Understanding the Role of Poly(vinylpyrrolidone) in Stabilizing and Capping Colloidal Silver Nanocrystals

The ligands anchored to the surface of metal nanocrystals play an important role in controlling their colloidal synthesis for a broad spectrum of applications, but it remains a daunting challenge to investigate the ligand–surface and ligand–solvent interactions at the molecular level. Here, we report the use of surface-enhanced Raman scattering (SERS) to extract structural information about the binding of poly(vinylpyrrolidone) (PVP) to Ag nanocubes as well as its conformational changes in response to solvent quality. When a PVP chain binds to the surface of a Ag nanocube through some of its carbonyl groups, the segments between adjacent binding sites are expelled into the solvent as loops. As a result, the carbonyl peak (νC═O) resolved in the SERS spectrum includes the contributions from those anchored to the surface and those residing on the loops, with their frequencies located at νC═O(Ag) and νC═O(free), respectively. While νC═O(Ag) remains at a fixed frequency due to the coordination between the carbonyl groups with Ag surface, the spectral position of νC═O(free) is dependent on the solvent.
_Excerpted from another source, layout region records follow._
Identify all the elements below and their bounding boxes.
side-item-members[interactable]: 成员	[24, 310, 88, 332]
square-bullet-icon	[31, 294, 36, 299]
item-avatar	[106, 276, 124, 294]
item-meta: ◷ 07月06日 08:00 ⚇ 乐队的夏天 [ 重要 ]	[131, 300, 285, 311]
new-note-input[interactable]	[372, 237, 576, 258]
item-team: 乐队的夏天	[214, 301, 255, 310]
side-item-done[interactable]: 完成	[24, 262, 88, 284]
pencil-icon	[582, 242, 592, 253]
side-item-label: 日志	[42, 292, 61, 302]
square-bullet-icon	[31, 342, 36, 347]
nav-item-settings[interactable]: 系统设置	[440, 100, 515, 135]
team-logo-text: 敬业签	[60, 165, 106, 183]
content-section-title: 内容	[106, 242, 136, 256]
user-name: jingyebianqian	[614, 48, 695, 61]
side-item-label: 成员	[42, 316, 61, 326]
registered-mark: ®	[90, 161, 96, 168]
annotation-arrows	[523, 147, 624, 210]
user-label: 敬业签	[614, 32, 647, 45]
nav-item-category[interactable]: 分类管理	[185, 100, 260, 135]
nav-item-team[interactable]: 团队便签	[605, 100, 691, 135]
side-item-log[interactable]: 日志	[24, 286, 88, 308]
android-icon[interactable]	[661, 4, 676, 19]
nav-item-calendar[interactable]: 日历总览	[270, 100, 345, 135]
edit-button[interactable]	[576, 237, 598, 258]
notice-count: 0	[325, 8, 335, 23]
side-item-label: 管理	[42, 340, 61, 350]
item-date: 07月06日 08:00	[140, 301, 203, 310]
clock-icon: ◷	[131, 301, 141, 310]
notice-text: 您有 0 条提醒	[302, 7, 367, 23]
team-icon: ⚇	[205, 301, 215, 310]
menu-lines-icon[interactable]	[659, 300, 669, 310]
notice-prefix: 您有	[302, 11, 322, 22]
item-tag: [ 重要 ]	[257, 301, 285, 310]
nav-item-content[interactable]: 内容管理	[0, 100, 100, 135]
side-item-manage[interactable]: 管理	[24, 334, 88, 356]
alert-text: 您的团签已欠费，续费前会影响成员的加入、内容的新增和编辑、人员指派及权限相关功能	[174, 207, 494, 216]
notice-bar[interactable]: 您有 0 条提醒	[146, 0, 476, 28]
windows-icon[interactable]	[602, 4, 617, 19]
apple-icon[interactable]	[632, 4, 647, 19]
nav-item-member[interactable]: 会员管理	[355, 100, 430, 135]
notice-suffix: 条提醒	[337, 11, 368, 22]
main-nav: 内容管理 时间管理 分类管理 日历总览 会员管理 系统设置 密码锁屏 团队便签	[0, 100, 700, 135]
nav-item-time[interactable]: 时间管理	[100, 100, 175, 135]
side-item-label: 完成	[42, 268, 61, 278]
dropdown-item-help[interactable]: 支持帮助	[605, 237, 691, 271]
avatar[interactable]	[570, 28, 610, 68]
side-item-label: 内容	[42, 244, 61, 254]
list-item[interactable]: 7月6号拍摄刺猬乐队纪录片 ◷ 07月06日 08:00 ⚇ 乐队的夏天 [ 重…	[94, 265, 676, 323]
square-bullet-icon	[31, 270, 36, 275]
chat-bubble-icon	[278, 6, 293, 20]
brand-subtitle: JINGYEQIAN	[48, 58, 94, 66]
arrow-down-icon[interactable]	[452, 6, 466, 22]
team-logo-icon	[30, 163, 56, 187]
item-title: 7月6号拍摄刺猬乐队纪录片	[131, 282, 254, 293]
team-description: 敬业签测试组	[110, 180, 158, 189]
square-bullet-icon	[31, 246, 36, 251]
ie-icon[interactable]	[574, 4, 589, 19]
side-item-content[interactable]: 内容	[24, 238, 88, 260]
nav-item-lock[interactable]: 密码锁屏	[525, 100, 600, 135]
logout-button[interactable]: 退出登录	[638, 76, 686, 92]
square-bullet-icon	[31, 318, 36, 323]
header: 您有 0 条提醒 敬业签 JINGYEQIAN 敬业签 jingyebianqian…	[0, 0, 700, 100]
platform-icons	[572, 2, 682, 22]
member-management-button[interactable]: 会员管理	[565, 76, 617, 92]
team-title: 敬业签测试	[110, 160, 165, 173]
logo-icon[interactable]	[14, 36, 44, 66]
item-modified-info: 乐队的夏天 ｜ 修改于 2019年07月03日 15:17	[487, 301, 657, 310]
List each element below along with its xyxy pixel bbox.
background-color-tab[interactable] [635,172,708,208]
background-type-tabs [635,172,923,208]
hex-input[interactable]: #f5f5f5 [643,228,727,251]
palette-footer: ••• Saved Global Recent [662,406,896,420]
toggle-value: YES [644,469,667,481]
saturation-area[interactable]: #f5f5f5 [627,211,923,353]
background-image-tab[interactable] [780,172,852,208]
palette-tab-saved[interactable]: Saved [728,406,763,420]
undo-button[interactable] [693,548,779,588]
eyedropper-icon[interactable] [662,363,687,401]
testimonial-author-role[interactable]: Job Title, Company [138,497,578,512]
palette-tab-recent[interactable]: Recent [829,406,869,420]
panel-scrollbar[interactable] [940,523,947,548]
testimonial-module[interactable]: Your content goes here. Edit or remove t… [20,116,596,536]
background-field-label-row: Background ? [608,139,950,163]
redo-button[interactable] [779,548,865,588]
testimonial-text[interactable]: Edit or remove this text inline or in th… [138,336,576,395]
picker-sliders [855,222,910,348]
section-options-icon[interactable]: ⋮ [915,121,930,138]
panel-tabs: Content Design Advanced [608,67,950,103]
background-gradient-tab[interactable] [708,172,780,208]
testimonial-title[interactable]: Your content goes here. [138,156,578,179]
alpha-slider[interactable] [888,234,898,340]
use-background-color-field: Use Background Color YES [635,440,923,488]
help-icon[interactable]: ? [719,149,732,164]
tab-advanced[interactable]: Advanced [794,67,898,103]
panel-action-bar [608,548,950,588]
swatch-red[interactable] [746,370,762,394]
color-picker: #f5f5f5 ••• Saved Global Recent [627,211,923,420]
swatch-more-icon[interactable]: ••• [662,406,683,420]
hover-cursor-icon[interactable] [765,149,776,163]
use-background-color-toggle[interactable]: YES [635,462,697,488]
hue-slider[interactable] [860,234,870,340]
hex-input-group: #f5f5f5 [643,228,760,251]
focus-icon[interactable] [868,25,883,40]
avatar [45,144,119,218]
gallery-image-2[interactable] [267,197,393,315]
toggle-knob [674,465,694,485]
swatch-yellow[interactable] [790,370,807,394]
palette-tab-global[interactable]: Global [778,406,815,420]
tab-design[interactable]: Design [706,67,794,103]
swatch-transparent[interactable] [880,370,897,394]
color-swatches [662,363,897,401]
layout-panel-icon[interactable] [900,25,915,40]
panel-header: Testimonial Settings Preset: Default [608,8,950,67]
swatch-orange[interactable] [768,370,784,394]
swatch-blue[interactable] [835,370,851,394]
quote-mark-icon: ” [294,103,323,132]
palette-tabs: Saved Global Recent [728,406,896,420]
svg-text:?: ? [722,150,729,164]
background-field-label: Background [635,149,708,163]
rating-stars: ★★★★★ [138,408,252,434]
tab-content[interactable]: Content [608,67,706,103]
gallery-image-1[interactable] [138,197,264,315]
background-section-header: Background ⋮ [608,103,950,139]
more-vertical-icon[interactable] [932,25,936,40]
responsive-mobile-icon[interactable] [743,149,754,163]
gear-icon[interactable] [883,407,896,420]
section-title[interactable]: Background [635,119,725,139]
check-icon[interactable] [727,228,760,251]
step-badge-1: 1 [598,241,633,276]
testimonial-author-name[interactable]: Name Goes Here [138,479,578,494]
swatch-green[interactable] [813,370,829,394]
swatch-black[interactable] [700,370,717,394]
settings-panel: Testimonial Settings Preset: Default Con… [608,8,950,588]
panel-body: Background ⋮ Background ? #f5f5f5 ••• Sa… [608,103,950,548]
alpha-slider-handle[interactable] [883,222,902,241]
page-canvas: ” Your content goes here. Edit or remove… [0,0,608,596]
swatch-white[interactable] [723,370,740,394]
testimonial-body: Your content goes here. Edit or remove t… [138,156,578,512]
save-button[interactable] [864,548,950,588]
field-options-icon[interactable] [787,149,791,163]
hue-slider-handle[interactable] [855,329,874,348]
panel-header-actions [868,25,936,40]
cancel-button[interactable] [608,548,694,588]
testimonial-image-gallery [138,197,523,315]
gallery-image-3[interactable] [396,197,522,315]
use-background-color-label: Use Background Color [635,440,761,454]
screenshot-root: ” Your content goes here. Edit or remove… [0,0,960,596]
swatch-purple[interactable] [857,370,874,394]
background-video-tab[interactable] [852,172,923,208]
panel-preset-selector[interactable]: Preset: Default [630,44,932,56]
As the strength of hydrogen bonding between PVP and solvent increases, the peak position of νC═O(free) shifts toward lower frequencies. When exposed to bad and good solvents in an alternating manner, the PVP loops undergo conformational changes between collapsed and extended states, altering the separation between the free carbonyl groups and the Ag surface and thereby the intensity of the νC═O peak.